In 30 anni l’Italia ha perso il 13% della sua risorsa idrica, pari a 19 miliardi di metri cubi di acqua: poco meno del volume dell’intero Lago di Garda e circa due terzi di tutta l’acqua che ogni anno viene prelevata dall’ambiente per sostenere le attività umane nel nostro Paese. Un calo legato ai cambiamenti climatici che, combinato con l’entità dei prelievi nazionali (pari in media a oltre 30 miliardi di metri cubi d’acqua all’anno), restituisce una fotografia dello stress idrico a cui il nostro Paese è sottoposto, calcolato come il rapporto tra prelievi idrici totali e disponibilità di acqua dolce superficiale e sotterranea. È quanto emerge dal confronto dei dati ISTAT-ISPRA tra la disponibilità idrica media annua dei periodi 1951-1980 e 1991-2020 elaborati da Greenpeace Italia che, alla vigilia della Giornata mondiale della desertificazione, diffonde una mappa dello stress idrico nazionale.
Dall’analisi emerge inoltre che il bacino del Po, l’area che ospita i più grandi fiumi e laghi italiani, è anche quella dove si registra il livello di stress idrico più alto (65,6%), quasi il doppio di quello rilevato nel Sud e nelle Isole, aree storicamente più a rischio siccità e desertificazione. Un apparente paradosso che si spiega considerando i prelievi idrici destinati alle attività umane: più della metà della quota nazionale è infatti concentrata nel distretto padano, dove circa il 70% dell’acqua serve all’agricoltura. Anche a livello nazionale oltre la metà dell’acqua prelevata è destinata all’agricoltura (56%), per due terzi impiegata proprio nel Bacino del Po, dove si concentra la produzione agricola e zootecnica nazionale, con colture mangimistiche come il mais.
«Certamente lo stress idrico rappresenta un fattore di rischio in più nel favorire la desertificazione in Italia. Il territorio del bacino del Po è sempre stato un grande utilizzatore d’acqua e adesso che la risorsa idrica si riduce e la mancanza di piogge si fa sentire particolarmente in quelle zone, è chiaramente il territorio che più ne subisce gli impatti», dichiara Stefano Tersigni, primo ricercatore ISTAT. «In particolare, il modello agricolo che si è sviluppato negli ultimi 50 anni non è più adeguato alle risorse oggi disponibili, perché ne utilizza troppe ed è poco resiliente ai cambiamenti climatici: bisogna modificare i sistemi d’irrigazione e adottarne di più efficienti, ma anche orientare le scelte verso coltivazioni e modelli agricoli meno idroesigenti».
Secondo le stime più aggiornate, circa un terzo dell’acqua usata per irrigare le nostre coltivazioni serve a produrre mangimi per la filiera zootecnica, che tuttavia coprono appena un quarto del fabbisogno del settore.
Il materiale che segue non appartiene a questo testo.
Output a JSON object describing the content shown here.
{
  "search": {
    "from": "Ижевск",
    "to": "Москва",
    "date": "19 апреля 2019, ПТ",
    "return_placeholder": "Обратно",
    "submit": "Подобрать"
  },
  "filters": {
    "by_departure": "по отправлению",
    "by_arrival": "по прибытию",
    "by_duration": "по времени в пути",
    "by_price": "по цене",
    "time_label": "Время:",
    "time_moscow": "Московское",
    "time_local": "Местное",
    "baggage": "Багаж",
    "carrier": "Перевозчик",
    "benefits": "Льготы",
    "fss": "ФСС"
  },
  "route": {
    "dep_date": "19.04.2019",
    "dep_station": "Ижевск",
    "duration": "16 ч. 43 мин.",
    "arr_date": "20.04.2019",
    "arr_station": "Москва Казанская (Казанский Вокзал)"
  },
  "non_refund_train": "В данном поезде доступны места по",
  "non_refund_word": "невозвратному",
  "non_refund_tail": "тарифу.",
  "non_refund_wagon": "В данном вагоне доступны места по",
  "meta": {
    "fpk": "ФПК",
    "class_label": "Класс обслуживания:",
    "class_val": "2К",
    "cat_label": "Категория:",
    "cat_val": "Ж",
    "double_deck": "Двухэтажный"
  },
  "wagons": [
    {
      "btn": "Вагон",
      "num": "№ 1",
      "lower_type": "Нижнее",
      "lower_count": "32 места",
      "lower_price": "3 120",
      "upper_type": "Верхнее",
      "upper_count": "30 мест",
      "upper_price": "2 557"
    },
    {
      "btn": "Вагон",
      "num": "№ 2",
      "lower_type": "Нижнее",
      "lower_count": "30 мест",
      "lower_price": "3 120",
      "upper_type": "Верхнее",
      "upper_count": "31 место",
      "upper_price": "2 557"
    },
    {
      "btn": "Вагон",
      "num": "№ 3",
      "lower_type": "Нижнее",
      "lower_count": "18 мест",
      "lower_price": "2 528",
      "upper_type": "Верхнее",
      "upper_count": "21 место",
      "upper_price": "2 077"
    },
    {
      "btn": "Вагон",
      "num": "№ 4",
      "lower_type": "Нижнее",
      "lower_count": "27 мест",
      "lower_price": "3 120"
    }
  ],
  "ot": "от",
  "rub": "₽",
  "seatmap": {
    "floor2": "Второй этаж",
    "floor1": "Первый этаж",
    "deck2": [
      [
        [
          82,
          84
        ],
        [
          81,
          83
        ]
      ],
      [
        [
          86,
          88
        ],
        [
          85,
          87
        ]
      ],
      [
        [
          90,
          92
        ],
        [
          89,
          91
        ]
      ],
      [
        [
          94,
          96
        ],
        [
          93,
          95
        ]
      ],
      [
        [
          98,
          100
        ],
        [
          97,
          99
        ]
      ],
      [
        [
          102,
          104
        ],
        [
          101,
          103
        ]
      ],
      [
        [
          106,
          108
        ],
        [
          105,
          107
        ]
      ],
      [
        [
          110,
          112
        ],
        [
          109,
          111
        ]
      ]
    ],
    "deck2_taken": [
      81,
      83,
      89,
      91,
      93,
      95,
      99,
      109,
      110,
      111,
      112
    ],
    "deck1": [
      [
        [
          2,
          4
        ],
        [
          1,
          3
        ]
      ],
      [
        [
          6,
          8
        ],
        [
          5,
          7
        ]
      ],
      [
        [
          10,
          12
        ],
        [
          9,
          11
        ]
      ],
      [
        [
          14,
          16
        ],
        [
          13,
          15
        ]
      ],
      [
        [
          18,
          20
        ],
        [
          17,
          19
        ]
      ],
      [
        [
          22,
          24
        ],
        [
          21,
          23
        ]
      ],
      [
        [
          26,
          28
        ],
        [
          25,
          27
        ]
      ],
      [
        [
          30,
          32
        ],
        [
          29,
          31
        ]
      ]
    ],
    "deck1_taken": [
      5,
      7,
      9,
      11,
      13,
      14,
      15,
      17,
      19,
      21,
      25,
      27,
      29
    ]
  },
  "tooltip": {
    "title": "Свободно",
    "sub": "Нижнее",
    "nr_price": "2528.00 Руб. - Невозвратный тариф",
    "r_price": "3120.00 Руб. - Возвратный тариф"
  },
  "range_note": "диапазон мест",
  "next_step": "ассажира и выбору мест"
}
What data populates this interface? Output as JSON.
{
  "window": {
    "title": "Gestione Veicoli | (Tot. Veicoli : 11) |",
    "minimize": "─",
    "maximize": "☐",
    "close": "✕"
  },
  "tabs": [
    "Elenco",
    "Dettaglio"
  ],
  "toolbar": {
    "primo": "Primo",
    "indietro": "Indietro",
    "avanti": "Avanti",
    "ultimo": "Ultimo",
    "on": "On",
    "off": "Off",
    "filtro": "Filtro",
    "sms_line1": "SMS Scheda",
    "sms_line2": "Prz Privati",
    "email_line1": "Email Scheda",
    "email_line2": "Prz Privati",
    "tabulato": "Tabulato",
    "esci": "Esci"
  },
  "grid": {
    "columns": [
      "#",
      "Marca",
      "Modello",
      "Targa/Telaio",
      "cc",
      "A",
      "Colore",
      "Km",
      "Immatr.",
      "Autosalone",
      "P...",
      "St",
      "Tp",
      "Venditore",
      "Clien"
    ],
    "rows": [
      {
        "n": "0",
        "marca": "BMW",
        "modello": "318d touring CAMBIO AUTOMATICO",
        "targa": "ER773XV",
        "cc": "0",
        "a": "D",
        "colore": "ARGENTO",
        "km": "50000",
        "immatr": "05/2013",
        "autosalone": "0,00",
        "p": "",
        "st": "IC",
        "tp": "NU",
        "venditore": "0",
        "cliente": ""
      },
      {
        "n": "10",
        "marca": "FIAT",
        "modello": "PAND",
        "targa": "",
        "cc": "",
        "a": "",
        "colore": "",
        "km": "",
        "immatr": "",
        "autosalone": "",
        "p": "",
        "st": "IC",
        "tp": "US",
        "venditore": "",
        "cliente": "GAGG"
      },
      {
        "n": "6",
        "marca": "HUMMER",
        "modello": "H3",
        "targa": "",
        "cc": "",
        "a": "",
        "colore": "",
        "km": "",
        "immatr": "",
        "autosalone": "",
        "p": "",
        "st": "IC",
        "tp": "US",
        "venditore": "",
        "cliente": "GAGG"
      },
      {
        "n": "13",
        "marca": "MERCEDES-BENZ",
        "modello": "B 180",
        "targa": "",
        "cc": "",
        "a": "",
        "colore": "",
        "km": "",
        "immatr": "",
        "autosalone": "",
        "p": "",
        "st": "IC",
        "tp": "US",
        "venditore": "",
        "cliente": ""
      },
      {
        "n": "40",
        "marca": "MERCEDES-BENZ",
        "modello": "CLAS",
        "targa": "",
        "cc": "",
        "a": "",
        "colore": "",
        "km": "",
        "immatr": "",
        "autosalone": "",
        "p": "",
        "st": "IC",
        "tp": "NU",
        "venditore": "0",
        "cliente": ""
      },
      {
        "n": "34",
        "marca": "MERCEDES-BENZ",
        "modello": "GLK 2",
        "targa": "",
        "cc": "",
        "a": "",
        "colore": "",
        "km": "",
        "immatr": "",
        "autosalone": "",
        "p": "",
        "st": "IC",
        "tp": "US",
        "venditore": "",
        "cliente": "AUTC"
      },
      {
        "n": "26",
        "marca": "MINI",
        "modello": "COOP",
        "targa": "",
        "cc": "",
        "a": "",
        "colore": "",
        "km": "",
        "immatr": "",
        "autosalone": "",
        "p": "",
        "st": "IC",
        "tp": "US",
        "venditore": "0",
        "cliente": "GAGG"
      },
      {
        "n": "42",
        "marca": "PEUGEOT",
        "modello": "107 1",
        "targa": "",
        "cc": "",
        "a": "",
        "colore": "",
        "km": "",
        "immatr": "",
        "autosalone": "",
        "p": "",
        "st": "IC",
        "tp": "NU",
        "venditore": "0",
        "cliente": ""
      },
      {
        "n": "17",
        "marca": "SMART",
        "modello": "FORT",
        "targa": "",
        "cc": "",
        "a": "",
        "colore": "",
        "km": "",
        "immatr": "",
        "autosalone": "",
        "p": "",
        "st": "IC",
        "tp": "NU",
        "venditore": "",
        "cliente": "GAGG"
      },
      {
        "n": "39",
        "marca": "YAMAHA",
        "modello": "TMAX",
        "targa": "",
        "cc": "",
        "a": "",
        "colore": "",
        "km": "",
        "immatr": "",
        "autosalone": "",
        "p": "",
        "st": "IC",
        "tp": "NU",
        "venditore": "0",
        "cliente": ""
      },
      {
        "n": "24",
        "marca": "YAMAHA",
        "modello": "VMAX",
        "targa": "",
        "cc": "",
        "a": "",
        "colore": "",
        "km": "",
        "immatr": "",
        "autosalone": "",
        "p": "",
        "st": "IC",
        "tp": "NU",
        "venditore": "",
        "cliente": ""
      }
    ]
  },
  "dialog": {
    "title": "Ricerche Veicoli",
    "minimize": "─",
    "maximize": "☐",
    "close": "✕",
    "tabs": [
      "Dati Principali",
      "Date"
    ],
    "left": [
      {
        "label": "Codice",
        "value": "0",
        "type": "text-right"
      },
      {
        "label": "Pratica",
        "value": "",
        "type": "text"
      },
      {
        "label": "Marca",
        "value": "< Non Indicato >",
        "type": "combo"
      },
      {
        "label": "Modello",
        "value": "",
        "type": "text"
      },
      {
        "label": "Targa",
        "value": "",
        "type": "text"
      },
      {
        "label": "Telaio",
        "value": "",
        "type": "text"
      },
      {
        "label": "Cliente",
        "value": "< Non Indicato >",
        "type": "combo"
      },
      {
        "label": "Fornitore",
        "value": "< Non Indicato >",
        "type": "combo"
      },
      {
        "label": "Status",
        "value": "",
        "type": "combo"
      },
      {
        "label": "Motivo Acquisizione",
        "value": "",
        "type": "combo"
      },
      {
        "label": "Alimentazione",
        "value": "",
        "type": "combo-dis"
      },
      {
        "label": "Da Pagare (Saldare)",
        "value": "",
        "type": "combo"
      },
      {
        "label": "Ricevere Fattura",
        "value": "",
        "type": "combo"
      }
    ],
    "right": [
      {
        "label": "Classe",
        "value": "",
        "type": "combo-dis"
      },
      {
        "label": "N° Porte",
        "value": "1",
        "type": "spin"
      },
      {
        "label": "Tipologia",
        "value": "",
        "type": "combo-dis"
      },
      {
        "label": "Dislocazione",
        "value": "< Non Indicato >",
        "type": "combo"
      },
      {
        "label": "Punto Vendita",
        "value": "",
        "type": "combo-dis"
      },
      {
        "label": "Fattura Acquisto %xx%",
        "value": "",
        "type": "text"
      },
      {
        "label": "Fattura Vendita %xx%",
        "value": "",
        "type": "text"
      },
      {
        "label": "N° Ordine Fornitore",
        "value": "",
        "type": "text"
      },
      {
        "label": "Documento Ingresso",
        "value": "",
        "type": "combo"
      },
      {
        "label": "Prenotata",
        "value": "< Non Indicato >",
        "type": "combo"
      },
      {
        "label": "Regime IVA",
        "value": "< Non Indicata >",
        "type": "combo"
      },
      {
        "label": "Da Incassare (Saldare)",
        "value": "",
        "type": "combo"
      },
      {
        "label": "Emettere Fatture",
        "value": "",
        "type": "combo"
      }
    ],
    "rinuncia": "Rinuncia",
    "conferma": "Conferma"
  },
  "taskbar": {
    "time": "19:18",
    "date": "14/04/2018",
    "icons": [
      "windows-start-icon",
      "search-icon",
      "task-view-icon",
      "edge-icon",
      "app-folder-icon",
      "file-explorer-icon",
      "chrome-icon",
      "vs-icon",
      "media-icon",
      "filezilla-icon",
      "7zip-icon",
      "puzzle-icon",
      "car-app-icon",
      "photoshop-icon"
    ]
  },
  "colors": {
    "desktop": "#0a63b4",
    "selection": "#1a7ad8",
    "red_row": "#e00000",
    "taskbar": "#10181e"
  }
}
Tra le coltivazioni che richiedono più acqua, troviamo il riso, il mais e le foraggere; a eccezione del riso, si tratta proprio di colture destinate principalmente agli allevamenti intensivi italiani.
«Questi dati mostrano chiaramente che è necessario intervenire sui prelievi destinati all’agricoltura e alla zootecnia intensive: senza una trasformazione del nostro sistema agricolo in chiave agroecologica, nessuna soluzione che ambisca ad aumentare la disponibilità idrica potrà essere sufficiente», dichiara Simona Savini, campagna Agricoltura di Greenpeace Italia. «La posta in gioco è la nostra sicurezza alimentare: poiché si stima che circa il 20% del territorio italiano rischia di diventare incoltivabile, produrre e consumare meno carne è un prezzo equo da pagare per costruire un sistema agroalimentare in equilibrio con le nostre risorse idriche».
Nel quadro attuale e, soprattutto, considerando gli scenari futuri, è necessario pianificare un uso efficiente della risorsa idrica nel settore agricolo, a partire da una riduzione delle produzioni a più elevato consumo d’acqua, come quelle legate al sistema degli allevamenti intensivi. Per favorire la conservazione e l’infiltrazione di questa preziosa risorsa, Greenpeace ritiene inoltre urgente ripristinare la salute dei suoli, attraverso misure come la messa a riposo dei terreni e l’aumento di aree naturali all’interno delle aree agricole, funzionali non solo alla tutela della biodiversità ma anche alla ritenzione idrica. Si tratta di misure di adattamento essenziali, perché lo stress idrico si aggiunge ai molteplici impatti della crisi climatica sulle nostre economie e società, rischiando di ampliare ulteriormente le disuguaglianze con l’aumento dei prezzi dei prodotti agricoli.